Despite the rapid release of PTX in vivo, the fingerprint-like NPs circulate longer within the bloodstream than NPs of other structures (Figure 5B). For PTX nanocrystals, F127 absorbed to the surface of PTX nanocrystals may dissociate from the surface when the nanocrystals enter the bloodstream, resulting in rapid recognition of opsonin proteins and rapid elimination via phagocytic cells. Improved PK of PTX from the fingerprint-like NPs was attributed to the unique nanostructure. Rijcken and Letchford et al. demonstrated that PTX would be rapidly cleared from the blood within minutes, despite the encapsulation of PTX in NPs with increased hydrophobic block length of the copolymer or one type of micelle with a cross-linked core.[28] Although the carriers themselves were able to achieve prolonged circulation, PTX was rapidly partitioned out of the cores of the copolymer NPs or micelles with cross-linked cores. In contrast, the worm-like NPs provide a core-matched environment for PTX and enable the prolonged cirulation of PTX after the particles enter into circulation. The PK parameters were also shown in Table 1. Collectively, the fingerprint-like NPs increase the AUC, MRT, and t1/2 and decrease the Cl and VD of PTX. The fingerprint-like NPs significantly increased the AUC values of PTX, which were 26- and 52-fold of those AUC of Taxol and PTX nanocrystals, respectively. Long circulation would facilitate accumulation of the particles in the tumor and improve their therapeutic effect.

However, as the ratio of F127 to VE-PTX was fixed, and increasing the amount of PTX included, the PK of PTX gradually became poor (Figure S3, Supporting Information).
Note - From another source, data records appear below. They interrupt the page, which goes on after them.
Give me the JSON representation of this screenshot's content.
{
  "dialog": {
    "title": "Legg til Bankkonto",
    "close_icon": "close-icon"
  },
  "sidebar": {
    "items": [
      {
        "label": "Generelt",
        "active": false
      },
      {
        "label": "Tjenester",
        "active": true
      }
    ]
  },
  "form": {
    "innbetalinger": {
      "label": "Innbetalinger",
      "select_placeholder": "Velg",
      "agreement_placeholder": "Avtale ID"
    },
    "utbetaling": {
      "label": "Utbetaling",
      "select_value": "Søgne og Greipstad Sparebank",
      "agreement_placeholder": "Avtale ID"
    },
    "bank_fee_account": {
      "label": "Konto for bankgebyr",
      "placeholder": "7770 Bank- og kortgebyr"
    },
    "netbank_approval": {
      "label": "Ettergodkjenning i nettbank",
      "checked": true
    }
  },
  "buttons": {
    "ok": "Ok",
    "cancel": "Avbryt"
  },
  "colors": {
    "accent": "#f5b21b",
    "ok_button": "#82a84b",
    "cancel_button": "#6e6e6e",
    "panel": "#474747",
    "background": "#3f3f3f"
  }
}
Clearly, the increase of the amount of PTX affects the hydrophobic core of the fingerprint-like NPs and destabilizes its structure, decreasing the PK with the growth of the PTX nanocrystals (Figure S4, Supporting Information). The VE portion of VE-PTX in worm-like NPs also provides a matching environment for free VE, but as VE was added into the worm-like NPs, their morphology changed into heterogeneous, spherical particles instead of the fingerprint like NPs (Figure S5, Supporting Information).
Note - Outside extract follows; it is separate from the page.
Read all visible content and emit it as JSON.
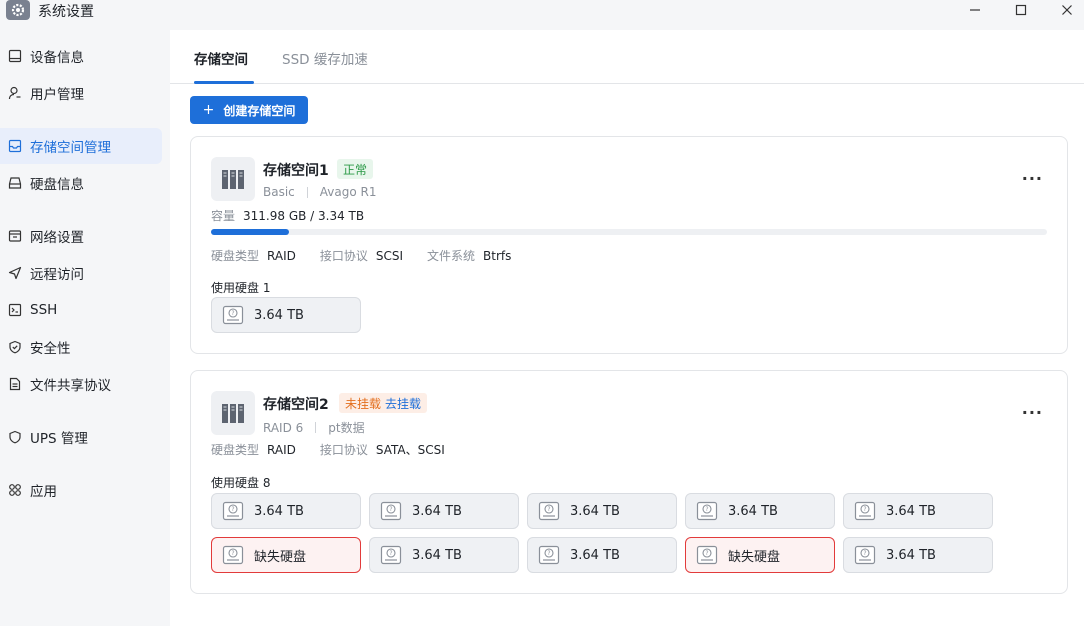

In this study, we demonstrated that changes in morphology depend on the structure of the encapsulated compounds. More importantly, particles with nonspherical morphologies, including worm-like NPs and fingerprint-like NPs, offer significant advantages in regards to key PK parameters (AUC, MRT, and t1/2). In fact, the AUC value of worm-like NPs achieved a 270- and 540-fold increase compared to Taxol and PTX nanocrystals (Table 1). Furthermore, on the basis of our CMT, the worm-like NPs provide a matching environment that encapsulates PTX molecules into the NPs. The application of the CMT in creating a core-matched environment capable of controlling the in vivo PK of parent drugs revealed a novel technique platform to improve the poor PK profiles of the drugs.